© 2002 International Business Machines Corporation. All rights reserved.
In her previous column, Susan talked about XML standards, making the point that there is a significant increase in the XML features in database management systems such as DB2 for publishing, storing, querying and transforming XML. In this column, Susan answers questions about XML facilities in DB2, providing a whirlwind tour of what's available at the time this interview took place.
DB2DD: Susan, last time you convinced us that database people should be in tune with what's happening in the XML world. What's your advice to database architects and adminstrators who are implementing systems that incoporate XML? Where should they begin?

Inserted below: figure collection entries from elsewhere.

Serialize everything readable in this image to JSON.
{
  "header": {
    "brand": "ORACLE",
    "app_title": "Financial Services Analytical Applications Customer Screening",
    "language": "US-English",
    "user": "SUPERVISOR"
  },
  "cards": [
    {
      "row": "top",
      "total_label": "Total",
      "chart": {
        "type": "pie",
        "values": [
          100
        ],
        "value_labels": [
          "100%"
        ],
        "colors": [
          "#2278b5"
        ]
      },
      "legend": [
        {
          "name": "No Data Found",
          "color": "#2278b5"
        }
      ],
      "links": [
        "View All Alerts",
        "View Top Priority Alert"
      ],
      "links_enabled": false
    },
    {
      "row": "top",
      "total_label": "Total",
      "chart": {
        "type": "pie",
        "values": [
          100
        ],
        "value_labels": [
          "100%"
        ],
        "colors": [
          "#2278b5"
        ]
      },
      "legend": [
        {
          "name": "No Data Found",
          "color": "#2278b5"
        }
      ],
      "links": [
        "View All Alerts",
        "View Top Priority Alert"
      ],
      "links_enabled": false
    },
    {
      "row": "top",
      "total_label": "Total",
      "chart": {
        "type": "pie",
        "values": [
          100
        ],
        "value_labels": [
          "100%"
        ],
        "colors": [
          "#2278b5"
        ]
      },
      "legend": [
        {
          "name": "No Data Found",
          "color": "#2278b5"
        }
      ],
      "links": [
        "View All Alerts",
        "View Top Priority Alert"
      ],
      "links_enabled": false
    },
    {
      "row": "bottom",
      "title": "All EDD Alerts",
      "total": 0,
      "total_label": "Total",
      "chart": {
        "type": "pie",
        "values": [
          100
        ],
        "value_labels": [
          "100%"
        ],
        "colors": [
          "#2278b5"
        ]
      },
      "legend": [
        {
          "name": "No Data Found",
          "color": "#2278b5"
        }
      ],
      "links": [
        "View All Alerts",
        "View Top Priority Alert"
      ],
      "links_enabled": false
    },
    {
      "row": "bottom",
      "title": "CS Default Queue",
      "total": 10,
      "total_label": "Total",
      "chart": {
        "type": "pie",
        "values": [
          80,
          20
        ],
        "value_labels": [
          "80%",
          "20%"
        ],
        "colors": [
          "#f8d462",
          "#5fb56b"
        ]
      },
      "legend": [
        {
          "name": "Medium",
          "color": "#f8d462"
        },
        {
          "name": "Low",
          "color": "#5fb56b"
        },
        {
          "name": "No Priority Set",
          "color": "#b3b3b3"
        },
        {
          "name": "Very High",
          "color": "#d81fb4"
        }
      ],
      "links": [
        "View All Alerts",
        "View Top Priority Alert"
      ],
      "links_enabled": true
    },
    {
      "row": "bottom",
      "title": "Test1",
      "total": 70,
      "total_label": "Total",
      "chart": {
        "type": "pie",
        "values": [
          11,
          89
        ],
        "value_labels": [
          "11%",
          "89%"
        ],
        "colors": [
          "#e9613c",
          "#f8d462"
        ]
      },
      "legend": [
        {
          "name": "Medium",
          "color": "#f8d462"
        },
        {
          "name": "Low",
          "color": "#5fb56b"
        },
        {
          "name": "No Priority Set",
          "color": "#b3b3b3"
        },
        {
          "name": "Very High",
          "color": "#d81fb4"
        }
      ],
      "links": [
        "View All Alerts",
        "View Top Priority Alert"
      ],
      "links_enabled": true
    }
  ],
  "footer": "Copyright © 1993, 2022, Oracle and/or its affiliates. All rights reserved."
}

Susan: The first step is determine whether the application they are working with needs to:
- Publish XML from relational data.
- Manipulate and transform XML.
- Store XML in DB2.
The next step is to investigate the appropriate option in more detail. I'll try to provide pointers to information relating to each option, as shown in Figure 1.
Figure 1. XML life cycle
DB2DD: What is the logical first step?
Susan: Publishing XML from relational data is a popular first step when applications start working with XML in order to transmit the relational data in a common format to another system or application, within an organization or externally.
DB2DD: So what are the choices for publishing XML from relational data in DB2?
Susan: There are a number of options for publishing XML documents from relational data held in DB2 tables including:
- Using the SQL/XML publishing functions.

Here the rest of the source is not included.